What we need now, more than ever, are not critiques of the extant but models of the new -- new institutions, new social practices, new identities, new purposes, new ways of measuring and valuing what matters. If we're ever going to get off the sinking USS Fossil Growth and into lifeboats, we need to know where we're heading. A new North Star.
We need people who can make a prosperous, enjoyable, sustainable world vivid and real. That will be the work of creators and dreamers . . . It will mean acts of social and economic entrepreneurship, art and storytelling, irrational hope and optimism. It will involve lots of experiments undertaken by people unwilling to be constrained by the limits of the "realistic," people who are willing to try, to risk failure or absurdity.

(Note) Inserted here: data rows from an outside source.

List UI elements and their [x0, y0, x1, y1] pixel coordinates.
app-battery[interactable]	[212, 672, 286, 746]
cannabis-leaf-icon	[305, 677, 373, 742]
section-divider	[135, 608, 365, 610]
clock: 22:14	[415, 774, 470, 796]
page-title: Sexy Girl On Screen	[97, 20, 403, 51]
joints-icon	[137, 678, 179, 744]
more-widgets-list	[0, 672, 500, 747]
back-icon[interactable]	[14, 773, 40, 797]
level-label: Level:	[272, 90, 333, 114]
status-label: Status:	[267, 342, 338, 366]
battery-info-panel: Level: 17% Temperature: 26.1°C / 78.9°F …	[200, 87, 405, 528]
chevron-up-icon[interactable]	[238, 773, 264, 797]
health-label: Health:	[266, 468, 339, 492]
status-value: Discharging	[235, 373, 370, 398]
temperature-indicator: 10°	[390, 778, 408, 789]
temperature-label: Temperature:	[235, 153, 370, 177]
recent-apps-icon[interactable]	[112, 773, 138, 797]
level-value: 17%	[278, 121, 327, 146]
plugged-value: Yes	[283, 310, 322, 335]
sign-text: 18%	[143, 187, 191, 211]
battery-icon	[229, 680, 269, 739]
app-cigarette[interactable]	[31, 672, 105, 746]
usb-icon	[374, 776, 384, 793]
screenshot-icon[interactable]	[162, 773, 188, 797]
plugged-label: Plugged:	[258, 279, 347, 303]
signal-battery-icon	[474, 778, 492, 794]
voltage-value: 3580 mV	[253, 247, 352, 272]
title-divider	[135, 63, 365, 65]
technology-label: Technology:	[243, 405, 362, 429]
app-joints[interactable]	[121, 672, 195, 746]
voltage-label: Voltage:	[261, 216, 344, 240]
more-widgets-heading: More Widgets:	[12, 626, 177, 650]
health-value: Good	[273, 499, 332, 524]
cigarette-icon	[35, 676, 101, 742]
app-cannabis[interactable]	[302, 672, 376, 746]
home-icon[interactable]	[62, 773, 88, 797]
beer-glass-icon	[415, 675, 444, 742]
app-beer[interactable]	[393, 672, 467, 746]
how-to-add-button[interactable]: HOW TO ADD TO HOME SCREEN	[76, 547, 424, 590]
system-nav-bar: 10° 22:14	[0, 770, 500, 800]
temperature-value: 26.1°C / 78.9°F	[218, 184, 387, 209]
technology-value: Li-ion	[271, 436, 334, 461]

Personally, I put in my 30-odd hours per week on the project of getting the public to notice some dysfunction or another - and ideally helping them understand some potential solutions, but on my own time I ought to be able to pick up D.R.'s gauntlet and flirt with irrational optimism and constructive trying.
So what do I want? I want to live in a society that is sustainable in every sense. One that enriches our earth and our ecosystems rather than despoiling them. I want to live as part of a community that is progressing into greater wisdom and deeper living rather than what we have today - islands of faltering struggle in great, oceanine turmoil of delusion, denial and destruction. I want to live not in rejection of something, but in affirmation of something. And I don't want to have to invent it all myself.
So what do I do? Something absurd? That is what I have to figure out.